La scelta poco convinta di puntare ancora su Cornacchini ha minato l'avvio dei biancorossi. Oggi il tecnico ex Teramo ha bisogno di tempo, ma ha tutto per fare bene
26.09.2019 00:00 di Ivan Cardia   Vedi letture
Bari, dai a Vivarini il tempo di lavorare. L'errore in estate: un arrivederci e grazie sarebbe stato meglio

Il buona la prima resta sospeso. Il primo Bari di Vivarini è per forza di cose un Bari di nessuno, non più di Cornacchini e non ancora del nuovo tecnico, sospeso tra quel che è stato e quel che sarà. Sarebbe ingiusto e ingeneroso valutare la prima uscita dell’allenatore abruzzese, un pareggio interno col Monopoli che alla fine dei conti fa anche tirare un sospiro di sollievo per il finale, e sarà altrettanto per la prossima gara contro il Picerno: è il rischio che si accetta cambiando allenatore quando si gioca ogni tre giorni. Un rischio che la società ha accettato di correre e per certi versi non poteva fare altrimenti.

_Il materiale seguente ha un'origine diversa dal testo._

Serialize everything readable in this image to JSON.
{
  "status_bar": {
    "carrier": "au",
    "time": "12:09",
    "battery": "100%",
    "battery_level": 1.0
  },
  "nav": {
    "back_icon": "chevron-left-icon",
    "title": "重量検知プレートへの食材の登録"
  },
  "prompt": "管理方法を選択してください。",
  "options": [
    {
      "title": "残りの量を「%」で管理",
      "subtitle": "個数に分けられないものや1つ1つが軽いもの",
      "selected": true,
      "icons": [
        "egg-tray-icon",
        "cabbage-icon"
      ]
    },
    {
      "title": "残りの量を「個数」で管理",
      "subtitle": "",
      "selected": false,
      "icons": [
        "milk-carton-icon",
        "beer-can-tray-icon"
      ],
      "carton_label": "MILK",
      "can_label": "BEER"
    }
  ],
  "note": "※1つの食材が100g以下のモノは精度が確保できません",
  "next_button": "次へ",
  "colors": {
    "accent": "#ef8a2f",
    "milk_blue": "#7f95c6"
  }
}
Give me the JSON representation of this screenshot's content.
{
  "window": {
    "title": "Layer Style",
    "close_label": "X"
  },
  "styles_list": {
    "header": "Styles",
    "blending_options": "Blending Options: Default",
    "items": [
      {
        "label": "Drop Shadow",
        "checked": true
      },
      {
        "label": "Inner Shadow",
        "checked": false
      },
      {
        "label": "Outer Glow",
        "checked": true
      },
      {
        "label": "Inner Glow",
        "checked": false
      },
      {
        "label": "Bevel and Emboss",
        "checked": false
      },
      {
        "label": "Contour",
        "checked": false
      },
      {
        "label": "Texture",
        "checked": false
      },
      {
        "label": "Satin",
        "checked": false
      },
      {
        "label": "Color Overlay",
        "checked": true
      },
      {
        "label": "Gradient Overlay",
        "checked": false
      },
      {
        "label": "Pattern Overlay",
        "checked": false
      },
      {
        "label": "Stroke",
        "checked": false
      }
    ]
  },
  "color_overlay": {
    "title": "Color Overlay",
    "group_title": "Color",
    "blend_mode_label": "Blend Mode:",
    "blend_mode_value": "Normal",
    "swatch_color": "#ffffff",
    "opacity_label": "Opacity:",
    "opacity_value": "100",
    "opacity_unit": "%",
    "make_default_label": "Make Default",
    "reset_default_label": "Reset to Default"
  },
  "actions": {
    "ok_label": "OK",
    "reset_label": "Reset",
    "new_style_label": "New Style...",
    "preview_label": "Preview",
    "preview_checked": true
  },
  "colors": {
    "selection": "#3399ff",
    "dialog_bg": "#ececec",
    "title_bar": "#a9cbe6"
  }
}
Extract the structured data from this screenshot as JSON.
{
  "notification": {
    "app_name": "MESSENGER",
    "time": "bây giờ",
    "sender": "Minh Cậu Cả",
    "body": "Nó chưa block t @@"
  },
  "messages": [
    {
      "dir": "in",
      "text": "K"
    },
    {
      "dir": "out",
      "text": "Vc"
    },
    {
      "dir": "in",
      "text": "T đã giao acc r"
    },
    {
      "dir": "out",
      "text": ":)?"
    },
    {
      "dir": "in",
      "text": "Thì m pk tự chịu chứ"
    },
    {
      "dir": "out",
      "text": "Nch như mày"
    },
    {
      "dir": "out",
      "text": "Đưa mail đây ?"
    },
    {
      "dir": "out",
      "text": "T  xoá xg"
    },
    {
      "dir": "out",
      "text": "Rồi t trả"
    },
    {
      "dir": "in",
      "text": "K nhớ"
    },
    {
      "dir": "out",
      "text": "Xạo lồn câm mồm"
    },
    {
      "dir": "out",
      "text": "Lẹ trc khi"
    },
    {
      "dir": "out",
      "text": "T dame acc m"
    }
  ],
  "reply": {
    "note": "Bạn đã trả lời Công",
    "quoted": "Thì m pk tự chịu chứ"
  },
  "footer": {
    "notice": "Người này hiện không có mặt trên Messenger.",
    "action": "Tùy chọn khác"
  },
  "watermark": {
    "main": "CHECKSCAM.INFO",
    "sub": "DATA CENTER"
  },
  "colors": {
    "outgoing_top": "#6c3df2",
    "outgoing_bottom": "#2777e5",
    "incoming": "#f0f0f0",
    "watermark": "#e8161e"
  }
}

Aspettiamo, nel giudicare Vivarini. La tifoseria non sarà entusiasta perché l’ex Teramo non è un nome di grido: Baroni o Cosmi, per fare due nomi, avrebbero riscaldato di più l’umore dalla piazza. Però i risultati nel complesso sono dalla sua, e anche la conoscenza della categoria: è un dettaglio da non sottovalutare, la Serie C non è una sfida semplice per chi non vi è abituato. Per questo, per ora, l’unica possibilità è quella di dare il tempo di lavorare e poi tirare le somme di un progetto ambizioso ma a questo punto anche nuovo. 

L’errore, in fin dei conti, è stato commesso in estate. Dopo una stagione di alti (i risultati) e bassi (il gioco), Cornacchini era già stato ampiamente messo in discussione: la conferma è arrivata nello scetticismo generale, con un paio di casi risolti in modo salomonico dalla dirigenza (Brienza su tutti), un esonero che sarebbe diventato inevitabile alle prime difficoltà. E infatti così è stato: forse un arrivederci e grazie dopo la promozione dalla Serie D sarebbe stato la cosa migliore, a volte semplicemente non funziona e non vuol dire che ci sia qualcosa di sbagliato. Così la nuova vita del Bari tra i professionisti inizia, di fatto, con un piccolo passo indietro: quello compiuto sulle scelte dell’estate. Ora s’apre un nuovo percorso, e i rapporti di forza non possono essere mutati soltanto per la falsa partenza. Il manico forse era sbagliato, ma la fuoriserie (almeno potenziale) resta: ha soltanto cambiato il possessore delle chiavi.